3.3       De notaris heeft geen boedelbeschrijving laten opmaken en heeft klaagster bewogen om haar vorderingen te laten vereffenen zonder de haar toekomende boedelbeschrijving. In strijd met de notariële verplichting heeft de notaris klaagster niet gewezen op de aan de transactie verbonden risico’s.

Per maart 2017 is mr. [G] benoemd tot boedelnotaris. De notaris wordt partij-notaris van klaagster. Zij is op de hoogte van de conflicterende belangen tussen klaagster als grootste schuldeiser en de vereffenaars.

In juli 2017 heeft klaagster geconstateerd dat zij geen inzage heeft gekregen in de boedelbeschrijving.

De vereffenaars hebben omvangrijke valsheid in geschrifte gepleegd in de pas in juni 2018 gedeponeerde boedelbeschrijving. Zij hebben zichzelf een bedrag toegeëigend van € 180.000,-, terwijl zij beneficiair hadden aanvaard. De vereffenaars hebben klaagster opgelicht over de werkelijke omvang van de boedel.

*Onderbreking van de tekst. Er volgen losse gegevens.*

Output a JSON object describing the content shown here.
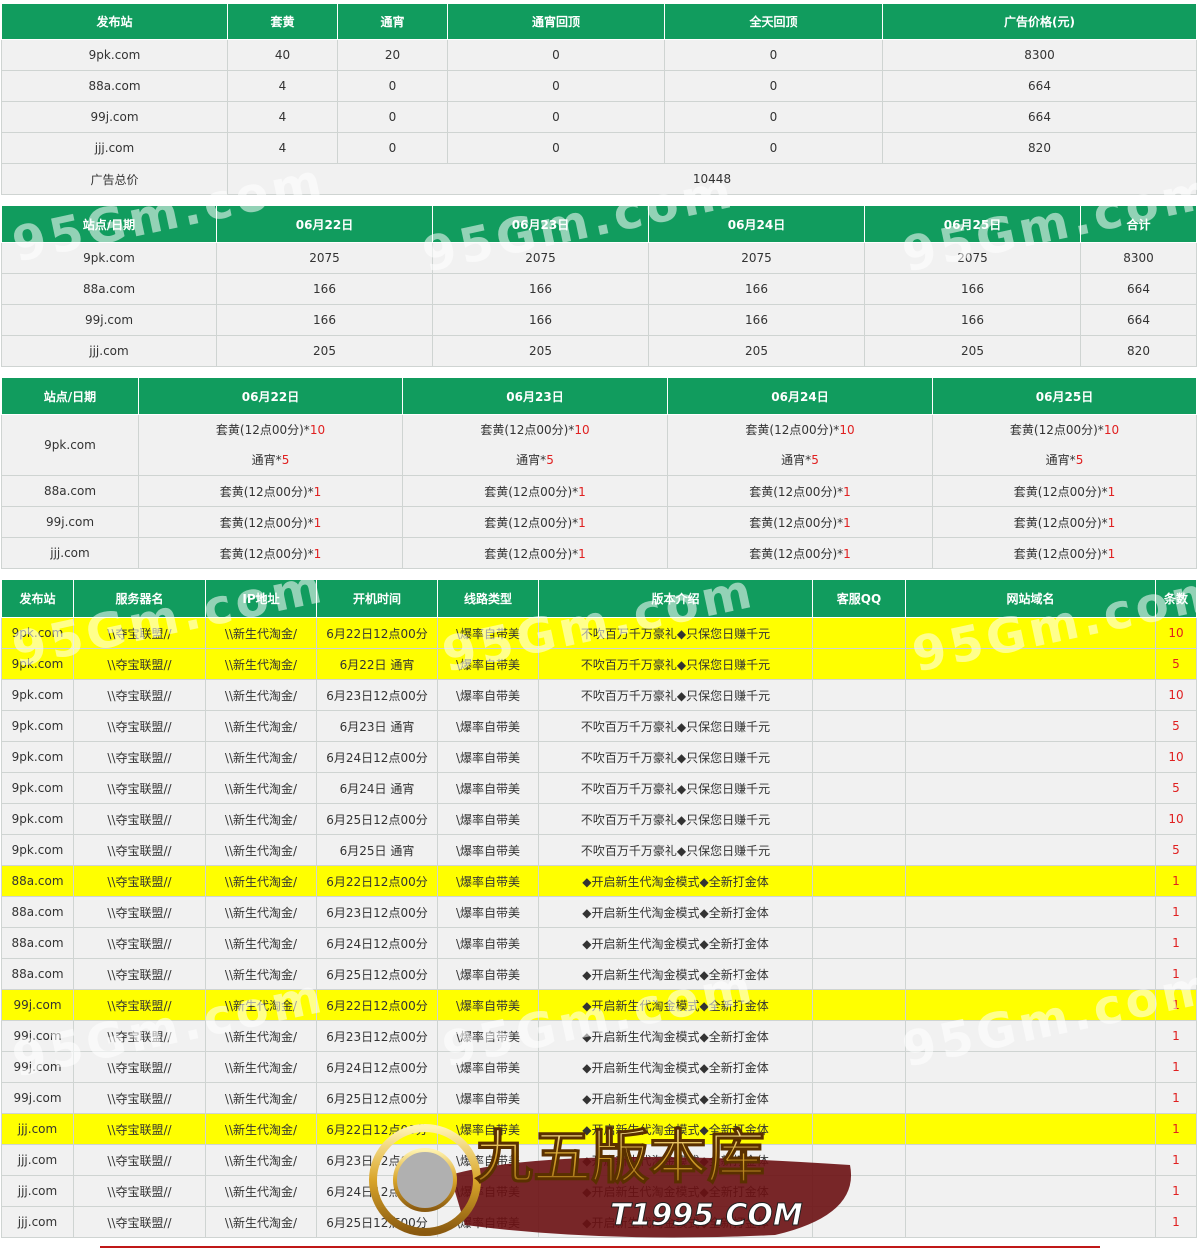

De notaris heeft klaagster niet alleen gedwongen om de laagste vordering in te dienen, gebaseerd op de door de notaris geregistreerde samenlevingsovereenkomst, zij heeft ook verzuimd klaagster te wijzen op de risico’s van een vereffening zonder inzicht in de boedelbeschrijving.

3.4       De notaris heeft verweer gevoerd, waarop – voor zover nodig – hierna zal worden ingegaan.

4.     De beoordeling van de klacht

4.1       Ter beoordeling van de Kamer staat of de notaris heeft gehandeld in strijd met de tuchtnorm als geformuleerd in artikel 93 Wna. Een notaris is aan tuchtrechtspraak onderworpen ter zake van handelen of nalaten in strijd met hetzij enige bij of krachtens deze wet gegeven bepaling, hetzij met de zorg die hij als notaris behoort te betrachten ten opzichte van degenen te wier behoeve hij optreedt, alsmede ter zake van handelen of nalaten dat een behoorlijk notaris niet betaamt.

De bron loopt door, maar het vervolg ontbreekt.